We present two numerical methods for the solution of the Stokes equations designed to handle both interfacial discontinuities, geometrically irregular flow domains and discontinuous fluid properties such as viscosity and density. The methods are efficient, easy to implement and yield second order accurate, discretely divergence free velocities. We call these methods Virtual Node Algorithms. The first method handles the case in which the fluid viscosity is continuous across the interfaces, while the second method handles the case in which the fluid viscosity is discontinuous across the interfaces. In both cases, we assume the fluid viscosity to be uniformly constant over the spatial extension of each fluid.

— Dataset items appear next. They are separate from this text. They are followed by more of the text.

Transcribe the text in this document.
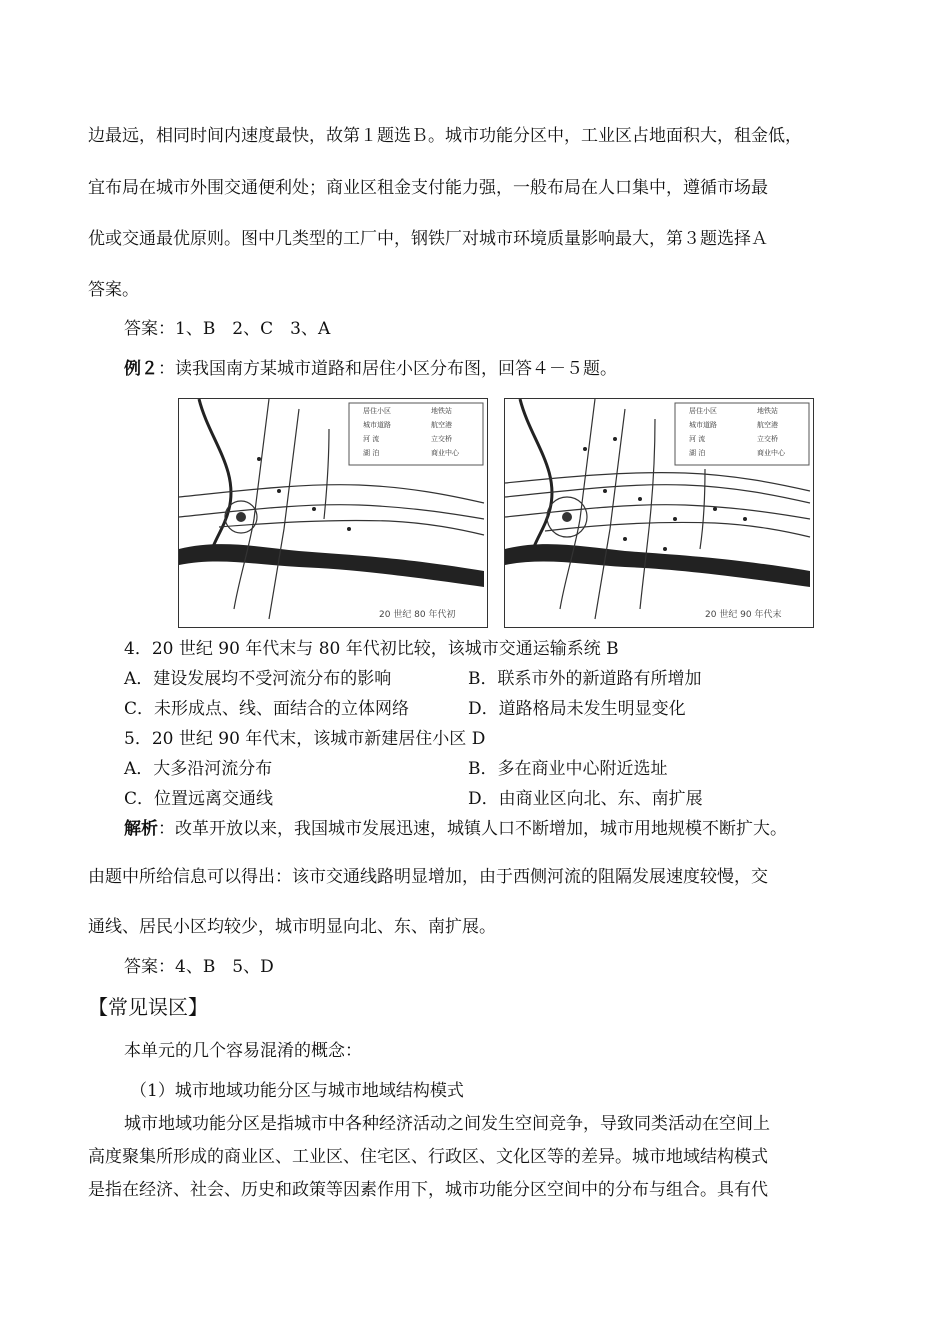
边最远，相同时间内速度最快，故第１题选Ｂ。城市功能分区中，工业区占地面积大，租金低，
宜布局在城市外围交通便利处；商业区租金支付能力强，一般布局在人口集中，遵循市场最
优或交通最优原则。图中几类型的工厂中，钢铁厂对城市环境质量影响最大，第３题选择Ａ
答案。
答案：1、B　2、C　3、A
例２：读我国南方某城市道路和居住小区分布图，回答４－５题。
居住小区
城市道路
河 流
湖 泊
地铁站
航空港
立交桥
商业中心
20 世纪 80 年代初
居住小区
城市道路
河 流
湖 泊
地铁站
航空港
立交桥
商业中心
20 世纪 90 年代末
4．20 世纪 90 年代末与 80 年代初比较，该城市交通运输系统 B
A．建设发展均不受河流分布的影响	B．联系市外的新道路有所增加
C．未形成点、线、面结合的立体网络	D．道路格局未发生明显变化
5．20 世纪 90 年代末，该城市新建居住小区 D
A．大多沿河流分布	B．多在商业中心附近选址
C．位置远离交通线	D．由商业区向北、东、南扩展
解析：改革开放以来，我国城市发展迅速，城镇人口不断增加，城市用地规模不断扩大。
由题中所给信息可以得出：该市交通线路明显增加，由于西侧河流的阻隔发展速度较慢，交
通线、居民小区均较少，城市明显向北、东、南扩展。
答案：4、B　5、D
【常见误区】
本单元的几个容易混淆的概念：
（1）城市地域功能分区与城市地域结构模式
城市地域功能分区是指城市中各种经济活动之间发生空间竞争，导致同类活动在空间上
高度聚集所形成的商业区、工业区、住宅区、行政区、文化区等的差异。城市地域结构模式
是指在经济、社会、历史和政策等因素作用下，城市功能分区空间中的分布与组合。具有代
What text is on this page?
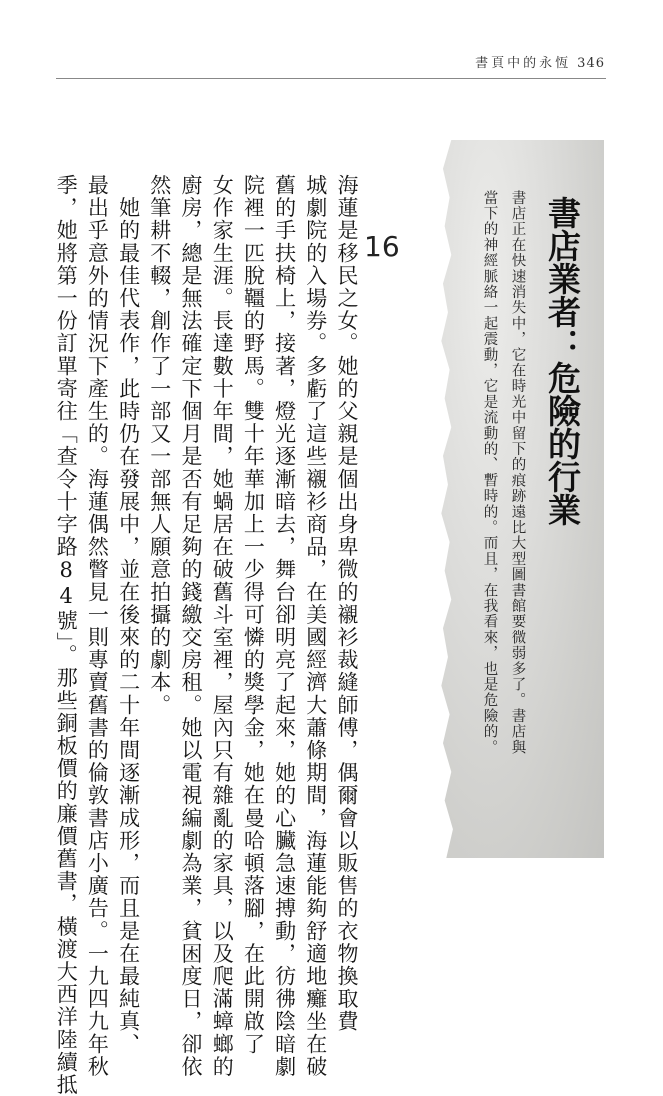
書頁中的永恆 346
書店業者：危險的行業
書店正在快速消失中，它在時光中留下的痕跡遠比大型圖書館要微弱多了。書店與
當下的神經脈絡一起震動，它是流動的、暫時的。而且，在我看來，也是危險的。
16
海蓮是移民之女。她的父親是個出身卑微的襯衫裁縫師傅，偶爾會以販售的衣物換取費
城劇院的入場券。多虧了這些襯衫商品，在美國經濟大蕭條期間，海蓮能夠舒適地癱坐在破
舊的手扶椅上，接著，燈光逐漸暗去，舞台卻明亮了起來，她的心臟急速搏動，彷彿陰暗劇
院裡一匹脫韁的野馬。雙十年華加上一少得可憐的獎學金，她在曼哈頓落腳，在此開啟了
女作家生涯。長達數十年間，她蝸居在破舊斗室裡，屋內只有雜亂的家具，以及爬滿蟑螂的
廚房，總是無法確定下個月是否有足夠的錢繳交房租。她以電視編劇為業，貧困度日，卻依
然筆耕不輟，創作了一部又一部無人願意拍攝的劇本。
　她的最佳代表作，此時仍在發展中，並在後來的二十年間逐漸成形，而且是在最純真、
最出乎意外的情況下產生的。海蓮偶然瞥見一則專賣舊書的倫敦書店小廣告。一九四九年秋
季，她將第一份訂單寄往「查令十字路84號」。那些銅板價的廉價舊書，橫渡大西洋陸續抵
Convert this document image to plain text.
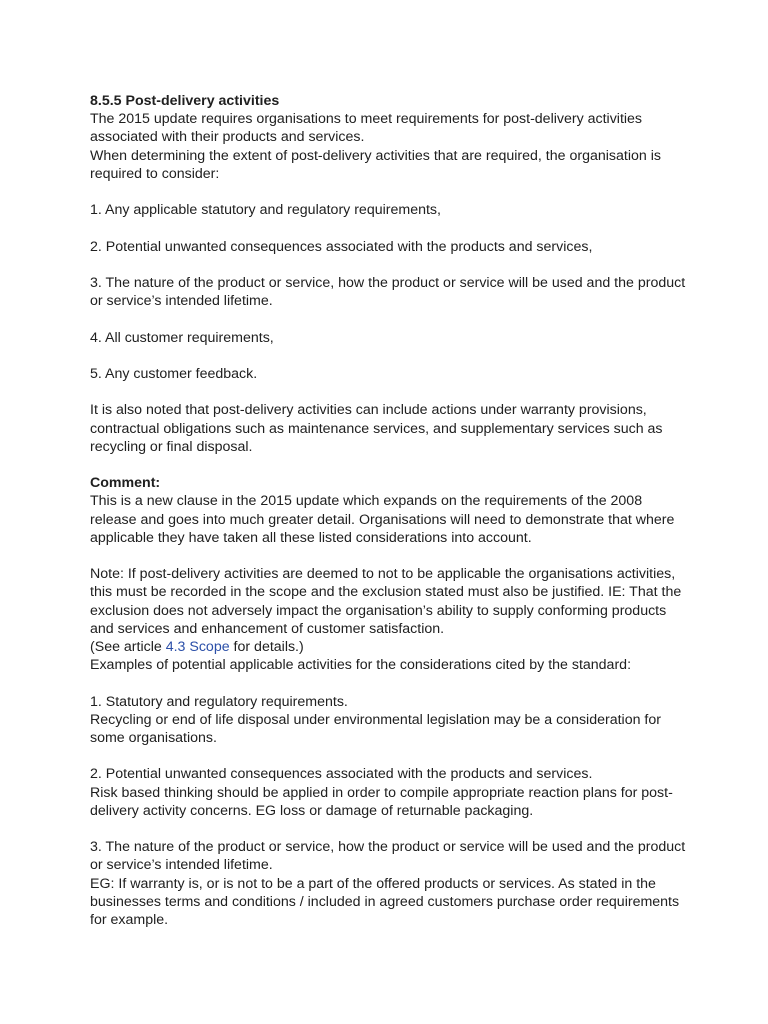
8.5.5 Post-delivery activities

The 2015 update requires organisations to meet requirements for post-delivery activities associated with their products and services.

When determining the extent of post-delivery activities that are required, the organisation is required to consider:

1. Any applicable statutory and regulatory requirements,

2. Potential unwanted consequences associated with the products and services,

3. The nature of the product or service, how the product or service will be used and the product or service’s intended lifetime.

4. All customer requirements,

5. Any customer feedback.

It is also noted that post-delivery activities can include actions under warranty provisions, contractual obligations such as maintenance services, and supplementary services such as recycling or final disposal.

Comment:

This is a new clause in the 2015 update which expands on the requirements of the 2008 release and goes into much greater detail. Organisations will need to demonstrate that where applicable they have taken all these listed considerations into account.

Note: If post-delivery activities are deemed to not to be applicable the organisations activities, this must be recorded in the scope and the exclusion stated must also be justified. IE: That the exclusion does not adversely impact the organisation’s ability to supply conforming products and services and enhancement of customer satisfaction.

(See article 4.3 Scope for details.)

Examples of potential applicable activities for the considerations cited by the standard:

1. Statutory and regulatory requirements.

Recycling or end of life disposal under environmental legislation may be a consideration for some organisations.

2. Potential unwanted consequences associated with the products and services.

Risk based thinking should be applied in order to compile appropriate reaction plans for post-delivery activity concerns. EG loss or damage of returnable packaging.

3. The nature of the product or service, how the product or service will be used and the product or service’s intended lifetime.

EG: If warranty is, or is not to be a part of the offered products or services. As stated in the businesses terms and conditions / included in agreed customers purchase order requirements for example.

We discretize the Stokes equations using an embedded approach on a uniform MAC-grid employing virtual nodes at interfaces and boundaries. Interfaces and boundaries are represented with a hybrid Lagrangian/level set method. For the continuous viscosity case, we rewrite the Stokes equations as three Poisson equations and use the techniques developed in Bedrossian et al. (2010) [1] to impose jump and boundary conditions. We also use a final Poisson equation to enforce a discrete divergence-free condition. All four linear systems involved are symmetric positive definite with three of the four having the standard 5-point Laplace stencil everywhere. Numerical results are presented indicating second order accuracy in L∞ for both velocities and pressure. For the discontinuous viscosity case, we presented a method which requires no knowledge of the jumps on the fluid variables and their derivatives along the interface. The degrees of freedom associated with virtual nodes allow for accurate resolution of discontinuities in the fluid stress at the interfaces but require a Lagrange multiplier term to enforce continuity of the fluid velocity. We provide a novel discretization of this term that accurately resolves the constant pressure null modes. The discrete coupled equations for the velocity, pressure and Lagrange multipliers are in the form of a symmetric KKT system. Numerical results are presented indicating second order accuracy for the velocities and first order accuracy for the pressure (in L∞).